This piece is a summary of Herd Immunity and Immunization Policy: The Importance of Accuracy, published in v. 94 of the Oregon Law Review.
As a bit of background, in an article that was published in the Oregon Law Review in 2014, authors Mary Holland and Chase E Zachary claimed that school immunization mandates are inappropriate because they reject the concept that herd immunity works.
This article will explain why Holland and Zachary’s analysis or immunization mandates and herd effect is simply incorrect. And let’s be clear – there is a legitimate debate about whether school immunization mandates are appropriate, policy-wise, as a response to non-vaccination.
Unlike vaccine science, the appropriate policy to handle non-immunization is not agreed upon, and the data on what is the right way to get people to vaccinate is anything but clear (though some things are clear – for example, harder to get exemptions lead to higher vaccination rates). But the debate needs to be premised on accurate facts – not on misuse of legal terms and incorrect scientific data. Holland and Zachary’s article does not provide that.
The criticism of Holland and Zachary’s conclusions are focused on three major points:
1. Duty to protect children
First, it highlighted that Holland and Zachary confuse society’s duty to children – embodied in the idea of parens patriae, the state as the guardian of the vulnerable – with the duty of care we use in torts. The duty of care in torts is a threshold requirement – it explains which kinds of claims will get their day in civil courts and have a chance to be compensated, and which will not.
That’s not what society’s duty to children is about – it’s not a barrier to suing, instead it’s a moral responsibility of the state to protect its more vulnerable members – in this case, children.
Holland and Zachary suggest that the duty to children “is suspect because there is no clear analog in common law criminal or tort systems” – but parens patriae is neither new nor controversial. The term simply has a different meaning that the duty as used in the other contexts and confusing the two is a legal error.
Further, in another section, when discussing a duty to protect children – this time of the family, not society – Holland and Zachary seem to see the family as having a duty to protect children only from vaccine injuries (p. 37). In other words, they completely ignore the family’s duty to protect children from the risks of diseases – a risk that, the scientific consensus highlights, is much higher than the risk of serious vaccine injury – an extremely rare occurrence.
2. Herd immunity is unachievable.
Second, the authors suggest herd immunity is unachievable. To do that, they define herd immunity as “the complete removal of a disease from society” (p. 8). But that is not how herd immunity is defined in the very paper they rely on, and it is not how the term is used from a public health perspective.
In their claim that herd immunity is unachievable, they also ignore abundant data supporting it. That data includes the dramatic decline of vaccine-preventable diseases after the introduction of the vaccine – studies showing that it’s safer to be unvaccinated in a community with high immunization rates than vaccinated in a community with low immunization rates. Furthermore, studies showing that vaccinating children has a general protective effect on adults and the community, as well. In other words, there is abundant evidence that herd immunity from vaccines works.

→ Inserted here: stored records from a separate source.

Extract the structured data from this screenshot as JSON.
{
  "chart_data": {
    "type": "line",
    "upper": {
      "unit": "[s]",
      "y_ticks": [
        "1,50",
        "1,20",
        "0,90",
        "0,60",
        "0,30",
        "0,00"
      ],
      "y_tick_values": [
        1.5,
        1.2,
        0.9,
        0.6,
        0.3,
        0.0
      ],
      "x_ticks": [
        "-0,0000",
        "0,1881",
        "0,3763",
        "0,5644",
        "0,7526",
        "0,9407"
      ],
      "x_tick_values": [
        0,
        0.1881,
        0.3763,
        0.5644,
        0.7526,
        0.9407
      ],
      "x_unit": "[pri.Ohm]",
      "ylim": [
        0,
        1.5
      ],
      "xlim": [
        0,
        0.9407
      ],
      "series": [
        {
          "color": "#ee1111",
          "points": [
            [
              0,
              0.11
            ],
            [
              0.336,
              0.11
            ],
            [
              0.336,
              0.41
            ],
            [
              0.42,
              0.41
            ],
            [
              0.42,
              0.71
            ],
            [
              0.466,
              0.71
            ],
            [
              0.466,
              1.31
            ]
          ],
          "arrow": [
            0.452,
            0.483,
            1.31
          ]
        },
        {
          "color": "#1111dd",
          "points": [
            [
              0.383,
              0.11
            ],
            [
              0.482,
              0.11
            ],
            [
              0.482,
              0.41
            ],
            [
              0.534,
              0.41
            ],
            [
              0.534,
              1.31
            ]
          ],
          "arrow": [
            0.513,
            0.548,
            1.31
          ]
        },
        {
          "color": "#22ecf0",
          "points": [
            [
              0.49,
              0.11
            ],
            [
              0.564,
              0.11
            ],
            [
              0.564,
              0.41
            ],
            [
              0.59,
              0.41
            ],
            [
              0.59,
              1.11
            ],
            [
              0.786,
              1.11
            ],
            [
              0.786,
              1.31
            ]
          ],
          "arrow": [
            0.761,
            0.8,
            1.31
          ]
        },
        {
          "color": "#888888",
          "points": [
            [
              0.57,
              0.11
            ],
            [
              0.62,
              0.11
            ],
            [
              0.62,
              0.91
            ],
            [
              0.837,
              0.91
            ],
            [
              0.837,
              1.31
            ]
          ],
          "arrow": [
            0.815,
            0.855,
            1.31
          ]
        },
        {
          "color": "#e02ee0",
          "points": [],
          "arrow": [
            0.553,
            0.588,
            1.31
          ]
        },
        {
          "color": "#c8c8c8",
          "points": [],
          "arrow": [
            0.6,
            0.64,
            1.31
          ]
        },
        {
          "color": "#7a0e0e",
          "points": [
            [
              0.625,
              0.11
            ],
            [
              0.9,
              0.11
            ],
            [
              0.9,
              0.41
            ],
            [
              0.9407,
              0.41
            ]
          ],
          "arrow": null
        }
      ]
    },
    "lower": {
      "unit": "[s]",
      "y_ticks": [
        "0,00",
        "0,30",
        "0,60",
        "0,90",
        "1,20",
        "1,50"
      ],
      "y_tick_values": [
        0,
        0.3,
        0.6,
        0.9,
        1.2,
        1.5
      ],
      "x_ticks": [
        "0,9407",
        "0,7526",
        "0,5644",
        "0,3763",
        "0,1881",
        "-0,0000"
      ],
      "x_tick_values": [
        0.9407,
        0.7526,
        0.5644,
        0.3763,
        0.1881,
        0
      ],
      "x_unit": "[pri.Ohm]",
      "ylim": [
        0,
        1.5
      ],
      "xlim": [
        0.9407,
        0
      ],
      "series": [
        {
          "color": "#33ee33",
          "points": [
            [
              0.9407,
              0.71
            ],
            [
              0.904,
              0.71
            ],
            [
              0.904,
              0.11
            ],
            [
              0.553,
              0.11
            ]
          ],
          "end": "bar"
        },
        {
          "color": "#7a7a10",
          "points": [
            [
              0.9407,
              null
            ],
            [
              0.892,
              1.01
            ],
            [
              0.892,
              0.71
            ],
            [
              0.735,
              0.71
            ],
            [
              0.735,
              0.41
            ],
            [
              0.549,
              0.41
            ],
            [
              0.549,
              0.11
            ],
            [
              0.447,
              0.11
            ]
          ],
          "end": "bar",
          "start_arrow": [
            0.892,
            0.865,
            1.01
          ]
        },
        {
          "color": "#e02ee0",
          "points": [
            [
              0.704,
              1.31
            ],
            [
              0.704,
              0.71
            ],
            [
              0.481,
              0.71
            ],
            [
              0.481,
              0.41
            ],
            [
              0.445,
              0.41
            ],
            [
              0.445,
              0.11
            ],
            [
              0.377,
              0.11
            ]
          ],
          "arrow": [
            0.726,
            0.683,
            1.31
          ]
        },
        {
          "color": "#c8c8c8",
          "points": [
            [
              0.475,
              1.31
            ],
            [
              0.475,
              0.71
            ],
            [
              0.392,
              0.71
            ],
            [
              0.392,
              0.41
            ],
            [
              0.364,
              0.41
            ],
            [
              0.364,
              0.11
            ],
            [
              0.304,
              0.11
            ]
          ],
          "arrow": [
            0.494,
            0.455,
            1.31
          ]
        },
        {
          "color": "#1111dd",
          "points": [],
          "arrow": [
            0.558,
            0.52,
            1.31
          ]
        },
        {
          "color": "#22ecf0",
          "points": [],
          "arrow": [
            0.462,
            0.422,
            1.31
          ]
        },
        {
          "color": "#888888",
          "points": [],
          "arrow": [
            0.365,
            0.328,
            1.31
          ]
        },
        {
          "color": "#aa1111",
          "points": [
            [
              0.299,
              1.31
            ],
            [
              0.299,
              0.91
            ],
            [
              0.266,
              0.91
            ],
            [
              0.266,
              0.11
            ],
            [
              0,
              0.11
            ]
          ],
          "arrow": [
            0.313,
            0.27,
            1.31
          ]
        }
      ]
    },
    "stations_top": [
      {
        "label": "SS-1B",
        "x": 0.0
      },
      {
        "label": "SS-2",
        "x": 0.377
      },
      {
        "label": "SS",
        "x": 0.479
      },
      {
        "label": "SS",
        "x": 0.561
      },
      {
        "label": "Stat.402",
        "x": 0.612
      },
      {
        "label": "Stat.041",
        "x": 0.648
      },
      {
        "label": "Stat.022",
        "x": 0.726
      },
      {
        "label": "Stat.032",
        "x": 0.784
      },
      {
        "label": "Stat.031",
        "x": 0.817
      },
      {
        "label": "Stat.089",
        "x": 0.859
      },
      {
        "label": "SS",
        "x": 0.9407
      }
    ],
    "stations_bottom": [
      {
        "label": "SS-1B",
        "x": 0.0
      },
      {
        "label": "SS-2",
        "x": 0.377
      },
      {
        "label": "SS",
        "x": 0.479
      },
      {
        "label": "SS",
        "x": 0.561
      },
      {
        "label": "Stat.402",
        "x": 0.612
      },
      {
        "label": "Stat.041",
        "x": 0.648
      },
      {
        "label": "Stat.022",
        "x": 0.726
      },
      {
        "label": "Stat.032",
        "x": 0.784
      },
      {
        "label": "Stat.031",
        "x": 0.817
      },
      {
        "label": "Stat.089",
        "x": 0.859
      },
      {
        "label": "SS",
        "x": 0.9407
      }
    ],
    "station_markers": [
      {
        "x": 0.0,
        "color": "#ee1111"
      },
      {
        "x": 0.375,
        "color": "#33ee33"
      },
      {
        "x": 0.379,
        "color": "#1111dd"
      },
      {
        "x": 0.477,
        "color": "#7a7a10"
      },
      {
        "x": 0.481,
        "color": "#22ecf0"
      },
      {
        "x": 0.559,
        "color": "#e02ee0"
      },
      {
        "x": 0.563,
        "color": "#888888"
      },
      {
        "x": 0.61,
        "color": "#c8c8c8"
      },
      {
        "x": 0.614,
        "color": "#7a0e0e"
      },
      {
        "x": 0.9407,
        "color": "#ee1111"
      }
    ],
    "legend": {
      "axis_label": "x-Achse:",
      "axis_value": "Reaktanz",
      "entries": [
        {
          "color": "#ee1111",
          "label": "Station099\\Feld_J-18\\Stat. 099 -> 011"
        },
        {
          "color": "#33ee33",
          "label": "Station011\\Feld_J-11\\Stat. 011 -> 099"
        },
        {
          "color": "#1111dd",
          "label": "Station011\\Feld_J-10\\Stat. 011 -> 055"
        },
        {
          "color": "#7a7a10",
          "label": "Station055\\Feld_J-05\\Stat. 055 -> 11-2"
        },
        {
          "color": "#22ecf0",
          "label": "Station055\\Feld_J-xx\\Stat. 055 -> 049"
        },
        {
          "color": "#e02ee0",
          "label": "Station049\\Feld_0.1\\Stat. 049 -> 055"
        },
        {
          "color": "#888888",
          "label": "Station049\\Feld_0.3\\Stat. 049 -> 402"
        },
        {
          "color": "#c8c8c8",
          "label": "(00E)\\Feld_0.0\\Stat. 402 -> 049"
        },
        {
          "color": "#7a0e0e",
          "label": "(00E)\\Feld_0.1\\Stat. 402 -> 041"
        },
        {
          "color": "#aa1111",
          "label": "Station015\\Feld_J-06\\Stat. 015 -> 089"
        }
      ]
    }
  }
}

In part, the claim that herd immunity does not work relies on a claim that vaccines only offer short duration of immunity, a claim raised by many anti-vaccine sites – but which is only true for some vaccines (pdf ).
The article analyzes the two examples provided by Holland and Zachary to show herd immunity does not work – the measles and chickenpox vaccines – and shows how they actually support herd immunity.
3. Herd immunity may be undermined by individual choices
Finally, the article highlights an analytical flaw in Holland and Zachary–individual choices may lead people not to vaccinate in ways that will undermine herd immunity, and end with an immunization rate below the threshold needed to achieve herd immunity. If taken seriously, the conclusion is that under their analysis voluntary compliance alone will not achieve herd immunity, and will contribute to outbreaks.
A quick look at the example they highlight – Europe, where school mandates do not exist – demonstrates this point. Without school immunization requirements, Europe has pockets where rates of immunization with MMR are low. As a result, Europe has seen high rates of measles, much higher than the United States – with deaths, encephalitis, and many hospitalizations (pdf).
If anything, the European example highlights the usefulness of school immunization requirements – which is why some countries, such as Germany, Italy, and France are either considering mandatory vaccinations or have already implemented them.
In short, while there is room for a legitimate debate about the desirability of school immunization requirements, a claim against them that is based on misuse of legal concepts, mischaracterization of the science, and a flawed analytical structure cannot stand. The article in question does not advance the debate about the appropriate policy in relation to non-immunization.
This article was published in April 2015 by Professor Dorit Rubinstein Reiss, Professor of Law at the University of California Hastings College of the Law (San Francisco, CA). Because of the recent measles epidemic, the anti-vaccine tropes regarding herd immunity have become more prevalent. Thus, it was important to update and republish this article as a reference about how herd immunity works.